Denn es war kein Raum in der Herberge

Von Fabienne Berg

Überall leuchten und blinken weiße und bunte Lichtlein. In den Innenstädten riecht es verlockend nach gebrannten Mandeln und Glühwein. Bepackt mit Tüten und Geschenkpapier schieben sich die Menschen von Geschäft zu Geschäft. Straßenmusikanten streiten um die besten Plätze. Der Handel hat Hochkonjunktur – die Taschendiebe auch. Unverkennbar: Es weihnachtet wieder. Wie schön!

Wir feiern Weihnachten in Gedenken an die Geburt Jesu Christi. Und dessen Geschichte beginnt mit einer schwangeren Frau, die sich zusammen mit ihrem Mann aufmacht auf eine gefährliche Reise mit ungewissem Ausgang.

Die Geschichte von Maria und Josef kennt hierzulande fast jedes Kind.
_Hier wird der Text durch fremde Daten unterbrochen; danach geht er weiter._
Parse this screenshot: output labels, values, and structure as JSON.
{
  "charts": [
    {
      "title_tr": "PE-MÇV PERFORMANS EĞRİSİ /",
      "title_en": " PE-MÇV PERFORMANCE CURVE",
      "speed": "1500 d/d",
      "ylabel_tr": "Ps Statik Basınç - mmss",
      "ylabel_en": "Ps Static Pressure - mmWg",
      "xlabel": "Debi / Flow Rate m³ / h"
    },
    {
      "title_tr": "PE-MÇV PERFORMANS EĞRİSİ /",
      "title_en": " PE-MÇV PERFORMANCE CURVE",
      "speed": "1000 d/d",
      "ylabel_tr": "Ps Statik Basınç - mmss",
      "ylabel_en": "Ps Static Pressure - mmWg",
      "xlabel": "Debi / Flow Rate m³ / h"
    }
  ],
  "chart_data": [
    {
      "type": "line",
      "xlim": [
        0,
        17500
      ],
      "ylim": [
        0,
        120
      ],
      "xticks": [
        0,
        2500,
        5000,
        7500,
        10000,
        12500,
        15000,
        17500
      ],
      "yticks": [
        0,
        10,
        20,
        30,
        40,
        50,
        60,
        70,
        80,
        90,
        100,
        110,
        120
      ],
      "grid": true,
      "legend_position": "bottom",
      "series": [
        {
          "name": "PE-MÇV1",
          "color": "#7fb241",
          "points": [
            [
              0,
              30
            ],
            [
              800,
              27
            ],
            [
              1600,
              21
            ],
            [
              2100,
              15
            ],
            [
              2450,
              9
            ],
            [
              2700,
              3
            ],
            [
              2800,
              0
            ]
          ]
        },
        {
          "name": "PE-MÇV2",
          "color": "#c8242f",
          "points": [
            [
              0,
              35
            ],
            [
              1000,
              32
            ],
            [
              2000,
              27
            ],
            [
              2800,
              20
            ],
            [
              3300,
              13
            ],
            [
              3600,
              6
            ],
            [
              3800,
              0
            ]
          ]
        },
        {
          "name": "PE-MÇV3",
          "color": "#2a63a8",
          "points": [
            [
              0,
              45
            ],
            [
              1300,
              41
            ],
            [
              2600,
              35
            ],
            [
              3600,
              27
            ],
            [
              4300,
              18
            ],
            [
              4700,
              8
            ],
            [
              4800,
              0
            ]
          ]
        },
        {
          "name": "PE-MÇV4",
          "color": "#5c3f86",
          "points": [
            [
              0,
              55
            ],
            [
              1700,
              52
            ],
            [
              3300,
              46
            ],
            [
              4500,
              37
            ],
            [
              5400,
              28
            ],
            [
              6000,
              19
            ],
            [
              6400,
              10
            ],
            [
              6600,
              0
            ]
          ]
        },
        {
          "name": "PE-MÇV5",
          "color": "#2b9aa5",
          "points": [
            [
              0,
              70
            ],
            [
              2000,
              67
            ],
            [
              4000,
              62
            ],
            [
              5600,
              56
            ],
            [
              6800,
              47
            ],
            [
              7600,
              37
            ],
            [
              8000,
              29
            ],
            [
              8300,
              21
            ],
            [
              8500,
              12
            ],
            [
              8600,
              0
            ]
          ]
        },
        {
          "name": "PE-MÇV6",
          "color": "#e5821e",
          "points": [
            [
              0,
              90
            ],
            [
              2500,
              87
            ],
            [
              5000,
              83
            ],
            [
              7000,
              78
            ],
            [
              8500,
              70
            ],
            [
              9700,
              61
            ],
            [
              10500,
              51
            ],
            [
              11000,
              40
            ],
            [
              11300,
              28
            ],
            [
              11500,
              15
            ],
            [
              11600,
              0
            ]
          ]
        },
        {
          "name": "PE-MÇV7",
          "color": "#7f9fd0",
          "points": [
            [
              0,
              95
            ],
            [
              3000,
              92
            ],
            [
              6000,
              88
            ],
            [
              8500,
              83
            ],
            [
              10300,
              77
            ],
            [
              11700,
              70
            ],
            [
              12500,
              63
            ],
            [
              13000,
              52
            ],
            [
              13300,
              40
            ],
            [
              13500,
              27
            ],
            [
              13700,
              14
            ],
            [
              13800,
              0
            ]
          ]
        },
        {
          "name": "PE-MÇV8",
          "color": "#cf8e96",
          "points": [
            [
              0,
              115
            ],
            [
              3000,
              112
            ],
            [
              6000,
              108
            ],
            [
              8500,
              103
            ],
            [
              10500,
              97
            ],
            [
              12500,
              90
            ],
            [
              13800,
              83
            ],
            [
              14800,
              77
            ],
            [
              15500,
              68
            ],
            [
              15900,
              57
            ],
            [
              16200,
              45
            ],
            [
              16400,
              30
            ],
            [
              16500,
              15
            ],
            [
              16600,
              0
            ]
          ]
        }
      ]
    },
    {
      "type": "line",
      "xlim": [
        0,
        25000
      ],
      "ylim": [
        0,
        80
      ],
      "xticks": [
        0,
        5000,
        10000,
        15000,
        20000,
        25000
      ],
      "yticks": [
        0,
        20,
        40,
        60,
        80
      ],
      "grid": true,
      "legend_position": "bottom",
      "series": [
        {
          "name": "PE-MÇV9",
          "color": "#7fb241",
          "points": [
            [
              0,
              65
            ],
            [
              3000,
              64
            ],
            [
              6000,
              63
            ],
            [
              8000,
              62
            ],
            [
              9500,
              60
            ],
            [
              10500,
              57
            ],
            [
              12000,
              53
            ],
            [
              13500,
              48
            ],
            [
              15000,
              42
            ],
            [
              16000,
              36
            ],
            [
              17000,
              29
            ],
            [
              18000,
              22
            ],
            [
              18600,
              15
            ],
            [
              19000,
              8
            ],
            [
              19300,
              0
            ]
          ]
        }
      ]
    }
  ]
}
Wir hören sie jedes Jahr um diese Zeit und der einen oder dem anderen von Ihnen klingen vielleicht bei dem Gedanken an die Weihnachtsgeschichte folgende Worte aus dem Lukasevangelium in den Ohren: „Es begab sich aber zu der Zeit, dass ein Gebot von dem Kaiser Augustus ausging, dass alle Welt geschätzt würde. Und diese Schätzung war die allererste und geschah zur Zeit, da Quirinius Statthalter in Syrien war. Und jedermann ging, dass er sich schätzen ließe, ein jeder in seine Stadt.“

Nun ist der IS in Syrien. Und ein jeder läuft. Aber nicht in seine Stadt, sondern um sein Leben. Tausende Frauen, Männer und Kinder sind auf der Flucht. Nicht selten sind unter den Frauen auch Schwangere, die – wie damals Maria – nicht wissen, ob sie und ihre ungeborenen Kinder die Reise gesund überstehen werden. Und trotzdem machen auch sie sich auf den Weg.
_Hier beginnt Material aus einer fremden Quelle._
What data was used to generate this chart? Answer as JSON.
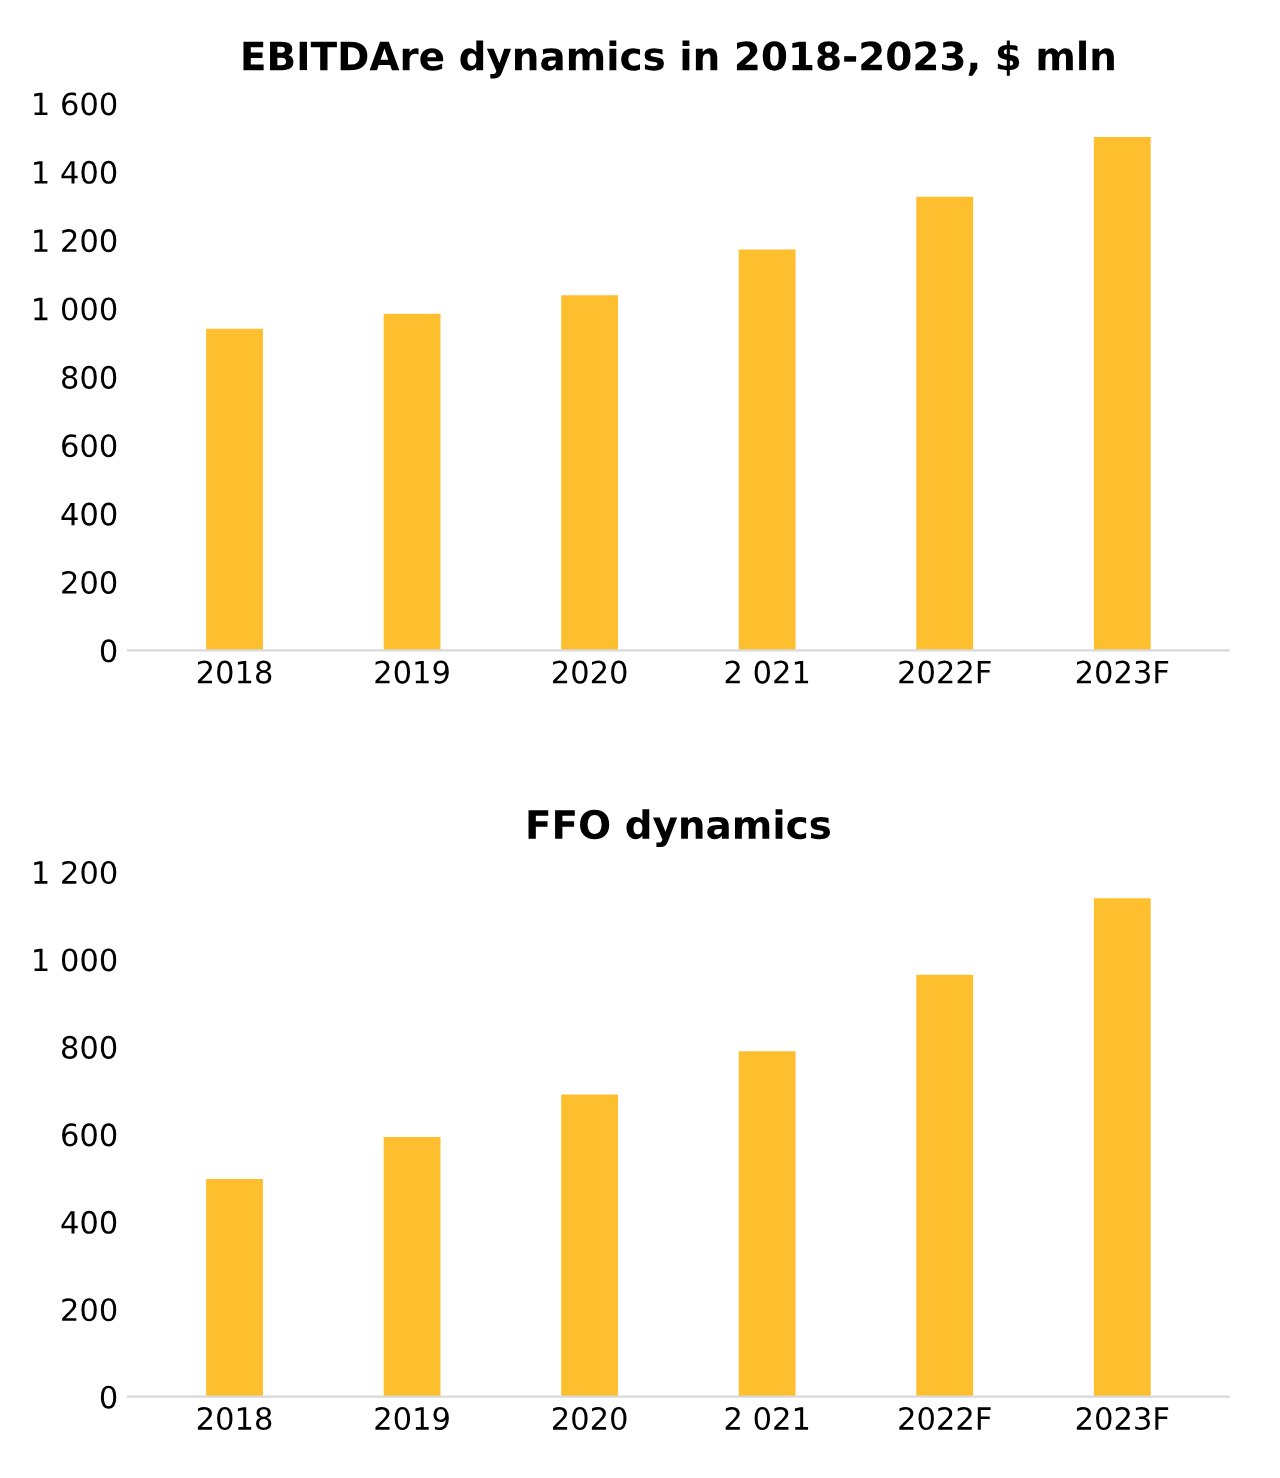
{
  "chart_data": [
    {
      "type": "bar",
      "title": "EBITDAre dynamics in 2018-2023, $ mln",
      "categories": [
        "2018",
        "2019",
        "2020",
        "2 021",
        "2022F",
        "2023F"
      ],
      "values": [
        941,
        985,
        1039,
        1173,
        1327,
        1502
      ],
      "color": "#fdbf2d",
      "ylim": [
        0,
        1600
      ],
      "yticks": [
        0,
        200,
        400,
        600,
        800,
        {
          "value": 1000,
          "label": "1 000"
        },
        {
          "value": 1200,
          "label": "1 200"
        },
        {
          "value": 1400,
          "label": "1 400"
        },
        {
          "value": 1600,
          "label": "1 600"
        }
      ],
      "grid": false
    },
    {
      "type": "bar",
      "title": "FFO dynamics",
      "categories": [
        "2018",
        "2019",
        "2020",
        "2 021",
        "2022F",
        "2023F"
      ],
      "values": [
        498,
        594,
        691,
        790,
        965,
        1140
      ],
      "color": "#fdbf2d",
      "ylim": [
        0,
        1200
      ],
      "yticks": [
        0,
        200,
        400,
        600,
        800,
        {
          "value": 1000,
          "label": "1 000"
        },
        {
          "value": 1200,
          "label": "1 200"
        }
      ],
      "grid": false
    }
  ]
}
Maria und Josef brauchten damals dringend einen Platz zum Schlafen. Die Wehen hatten bei Maria bereits eingesetzt. Immer wieder fragten sie nach einem Quartier. Der Zimmermann und seine Frau. Arme Leute. Erschöpft und sorgenvoll. Die Antwort auf ihre Bitte war jedoch immer die gleiche: Nicht hier! Nicht bei uns! Wir haben keinen Platz!

Statt ersehnter Hilfe ernteten die beiden Argwohn und Ablehnung.
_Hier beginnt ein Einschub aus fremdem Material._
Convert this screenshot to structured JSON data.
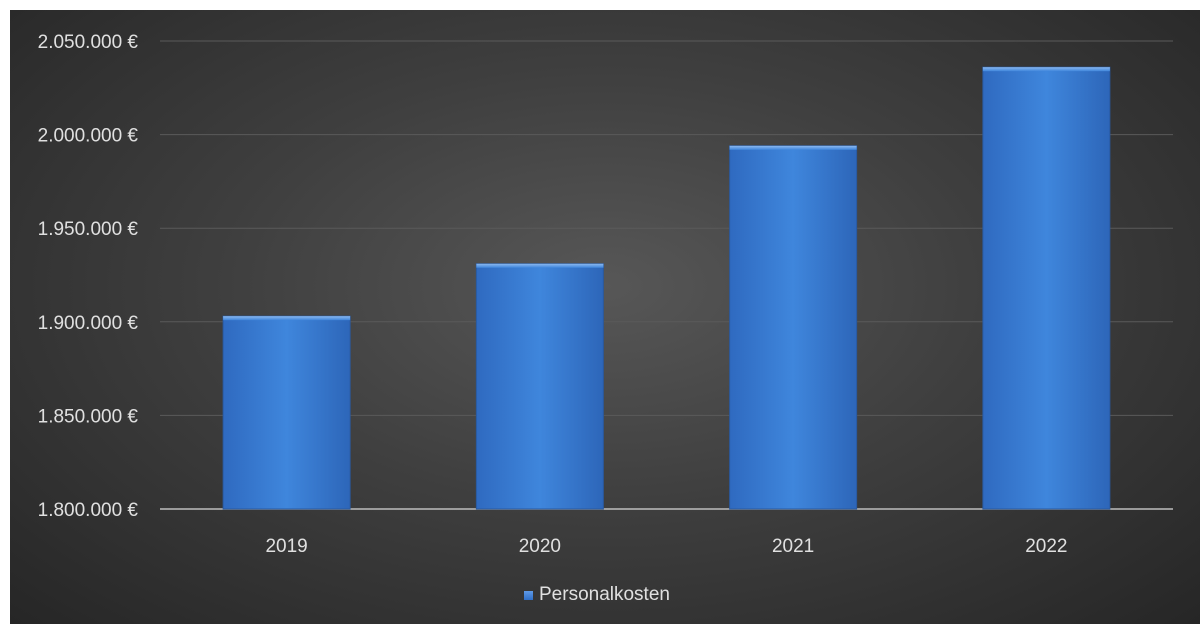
{
  "chart_data": {
    "type": "bar",
    "categories": [
      "2019",
      "2020",
      "2021",
      "2022"
    ],
    "series": [
      {
        "name": "Personalkosten",
        "values": [
          1903000,
          1931000,
          1994000,
          2036000
        ]
      }
    ],
    "ylim": [
      1800000,
      2050000
    ],
    "ytick_labels": [
      "1.800.000 €",
      "1.850.000 €",
      "1.900.000 €",
      "1.950.000 €",
      "2.000.000 €",
      "2.050.000 €"
    ],
    "ytick_values": [
      1800000,
      1850000,
      1900000,
      1950000,
      2000000,
      2050000
    ],
    "grid": true,
    "legend_position": "bottom",
    "colors": {
      "bar": "#3b7fd6",
      "bar_top": "#5f9ae8",
      "grid": "#5a5a5a",
      "axis": "#bdbdbd",
      "text": "#e0e0e0"
    }
  }
}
Auch das kommt uns irgendwie bekannt vor, wenn wir an unsere heutige Zeit denken. Die Angst vor dem Fremden scheint ein Ur-Programm in uns zu sein. Die Bereitschaft zur Aggression leider auch. Während die meisten von uns die Kerzen am Adventskranz anzünden, brennen in so manchen Köpfen Hass und Zerstörungswut. Häuser brennen nieder im Krieg – und so manche Flüchtlingsunterkunft bei uns auch.

Wie verzweifelt muss ein Mensch sein, wenn er alles verlässt, was ihm wichtig war? Hoffen wir, dass wir und unsere Kinder niemals in diese Lage kommen und vor allem, dass die Kriegsherde in unserer Welt irgendwann erlöschen.

Die Weihnachtsgeschichte, die wir alle so schön und besinnlich finden, ist aber – wie wir wissen – lediglich der Beginn einer Erzählung, die uns Hoffnung, Mitmenschlichkeit und Nächstenliebe lehren soll. Es ist nicht wirklich notwendig, an Jesus zu glauben, um das, wofür er steht, zu verstehen und vielleicht sogar ein Stück weit praktisch zu leben.

Ein nettes Wort für unseren Nächsten, ein offenes Ohr für die Nöte anderer, etwas gelebte Toleranz und ein mutiger Umgang mit unseren Ängsten und Vorbehalten – das kann schon ein Anfang sein.

Weihnachten endet nicht am 26. Dezember.

Weihnachten kann jeden Tag sein. In jedem Augenblick.

Ich weiß nicht mehr genau, wo ich folgenden Ausspruch gelesen habe, aber hier passt er hin:

„Heben wir uns unsere Prinzipien für die wenigen Momente im Leben auf, in denen es wirklich auf Prinzipien ankommt. Für den Rest genügt ein wenig Barmherzigkeit.“

 

In diesem Sinne wünsche ich dem gesamten Junfermann-Team, allen Leserinnen und Lesern und auch den anderen Autorinnen und Autoren fröhliche und friedliche Feiertage und alles Gute und Schöne für das neue Jahr!